ここには龍之介という神様と太郎という神様が住んでいる。二人は仙人や精霊や、もちろん神様たちが気軽に遊びに来られるようにお食事処を始めてみた。そんな小さな神社のたくさんの、おはなし。




雨が何日も降り続き、紫陽花が美しい色を奏でるように花を咲かせていた。龍之介が、三つ葉と川エビのかき揚げで冷たい蕎麦もいいなぁと試作をしていた時だった。入り口からなかに向かって呼ばわる声がかすかに聞こえた気がして、かき揚げをザルの上に上げてしまって油の火を止めて前掛けで手を拭きながら外を覗きに行くと、そこにはカッパの子が困った顔をして蓮の葉を差しかけて立ちすくんで震えていた。
「おや、カッパどんどうしたね。中に入って蕎麦でも食わんか?落ち着いたら話を聴いてやるかやな。」
龍之介はカッパの子を奥に通すと座敷にすわらせた。カッパの子は行儀よく正座で座るとぺこりと頭を下げ、
「おいらはあの滝の上にある池に住んでいるカッパで湖二郎と申します。池なのに湖なんて字を付けたのは琵琶湖のカッパの親戚だからだと父が申しておりました。その父が、この長雨で池より上の水源あたりの木々が倒れて大きな水溜りのようになってしまっているのを発見いたしました。今は父の神通力と隙間から流れる水でなんとか保っていますが、このまま雨が降り続きますと欠壊をまぬがれますまい。山裾にはたくさんの人が住んでおります。それにこの山にはたくさんの精霊や仙人もおられます。どうか欠壊せぬようにお力をお貸しください。」
なんとも難題が持ち上がったわいと心でつぶやくとさっき揚がったばかりのかき揚げを添えてざるそばを湖二郎の前に出してやり
「とりあえずそれを食べなさい。どうするかのう。考えねばなるまいな。しかも早急にな。そのように怯えんでも大丈夫じゃ。よく噛んでお食べ。」

ふむ、どうしたものか。山椒魚の仙人椒太郎(しょうたろう)に書状を送ろうか。本来ならば人にも知らせなければならぬところだが、今時御神託などを受け取れるものも居なければ信じる者もそうは居まい。我々でできる限りやってみて、ダメな時には決壊させて、再生を願うしかなかろう。
人は強い。精霊や仙人も住む地形が少し変わったところで日々の営みにはさして影響はない。それでもカッパの親父さんが力を使い果たす前になんとかしないと街が一つ水底に、土砂に埋もれてしまうかもしれない。龍之介は筆を取り、急ぎ書状を書き上げると、松の木の上に声をかけた。松の中腹の枝のわきには鳥の巣があり、そこからカササギが舞い降りた。
「すまぬがこの書状を椒太郎さんの所へ届けておくれ。手助けしてくれそうな者を何人かよこしてほしいとな。急を要すると釘を刺してな。頼んだぞ。」
そう声をかけると、カササギは、あいわかったと飛び立っていってしまった。

中に戻ると蕎麦を平らげた湖二郎は座敷で座布団に転がって眠っていた。緊張して疲れたのだろうと上掛けをかけてやると太郎を呼んでどうしたものかと話し合うことにした。

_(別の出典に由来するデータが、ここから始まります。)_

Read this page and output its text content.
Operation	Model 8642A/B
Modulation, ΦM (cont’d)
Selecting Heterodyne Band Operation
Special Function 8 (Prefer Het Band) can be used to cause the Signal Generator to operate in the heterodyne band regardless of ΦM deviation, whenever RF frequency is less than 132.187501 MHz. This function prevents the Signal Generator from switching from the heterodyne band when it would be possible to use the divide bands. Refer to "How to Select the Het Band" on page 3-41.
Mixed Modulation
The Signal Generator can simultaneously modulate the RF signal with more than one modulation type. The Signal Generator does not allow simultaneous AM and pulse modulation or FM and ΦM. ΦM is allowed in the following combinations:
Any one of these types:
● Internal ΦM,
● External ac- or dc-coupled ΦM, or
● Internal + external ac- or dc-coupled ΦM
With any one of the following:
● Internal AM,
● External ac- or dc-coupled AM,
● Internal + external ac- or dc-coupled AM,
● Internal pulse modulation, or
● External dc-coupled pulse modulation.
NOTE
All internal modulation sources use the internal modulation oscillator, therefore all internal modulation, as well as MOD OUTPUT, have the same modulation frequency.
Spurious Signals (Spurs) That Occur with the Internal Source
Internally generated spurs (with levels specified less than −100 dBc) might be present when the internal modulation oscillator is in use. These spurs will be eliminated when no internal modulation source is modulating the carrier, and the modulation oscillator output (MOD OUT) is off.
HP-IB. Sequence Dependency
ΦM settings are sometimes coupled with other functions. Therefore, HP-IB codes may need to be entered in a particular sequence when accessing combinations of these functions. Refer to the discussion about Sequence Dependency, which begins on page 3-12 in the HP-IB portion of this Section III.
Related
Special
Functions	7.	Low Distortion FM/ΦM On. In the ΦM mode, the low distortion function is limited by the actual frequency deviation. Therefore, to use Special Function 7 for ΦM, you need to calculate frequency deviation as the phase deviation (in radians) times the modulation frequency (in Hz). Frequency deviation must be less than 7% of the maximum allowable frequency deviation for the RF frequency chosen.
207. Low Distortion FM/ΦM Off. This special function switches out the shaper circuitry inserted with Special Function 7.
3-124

椒太郎は洞窟の奥でいつものように書物をしていた。この山で起きたことやこの辺りのことを日々書き留めるのが椒太郎の仕事なのだ。不意に入り口で声がしたのでよっこらしょっと立ち上がると、
「一体こんな雨の中を誰がわしなどの洞窟へやってくるのかの?」
と声をかけた。
「龍之介様の使いの者にございます。書状をお持ちいたしました。使える者を何人か急ぎ寄越して欲しいとおっしゃっていましたが、私は内容を知りませぬゆえお読みになってカラスの六助に託けて下さりませ。それでは、これにて。」
カササギはそう言い残すとまた飛び立って行ってしまった。

椒太郎はしばらく書状を読み返しながら考えにふけっていた。

確かに里に大水が出れば人の死は免れまい。人は強く勤勉ではあるが、元のように生活するには何年もの時を要する。わしらのように時の概念に疎いものであっても辛いのだから、時に縛られている者達にとって何年もの時間は命を縮め、心を疲弊させ病むことを避けるのは難しい。さりとてわしらは魔法を使えるわけではない。神通力で食い止める事とていっときの気休め。さてどうしたものか。山ねずみ達では溺れてしまう。わしらは山椒魚であっても木々をくぐり抜けて穴を開けるのはちと無理がある。ふぅむ。。。。これは龍之介さんと頭をしぼるしかなさそうじゃの。そうじゃ、しじみと木の芽の佃煮を持って行くかの。それに山猿の親父さんにもらった麩饅頭ももっていこう。では出掛けるとするかの。椒太郎は饅頭や佃煮を風呂敷に包むと肩に担げて洞窟を降りた。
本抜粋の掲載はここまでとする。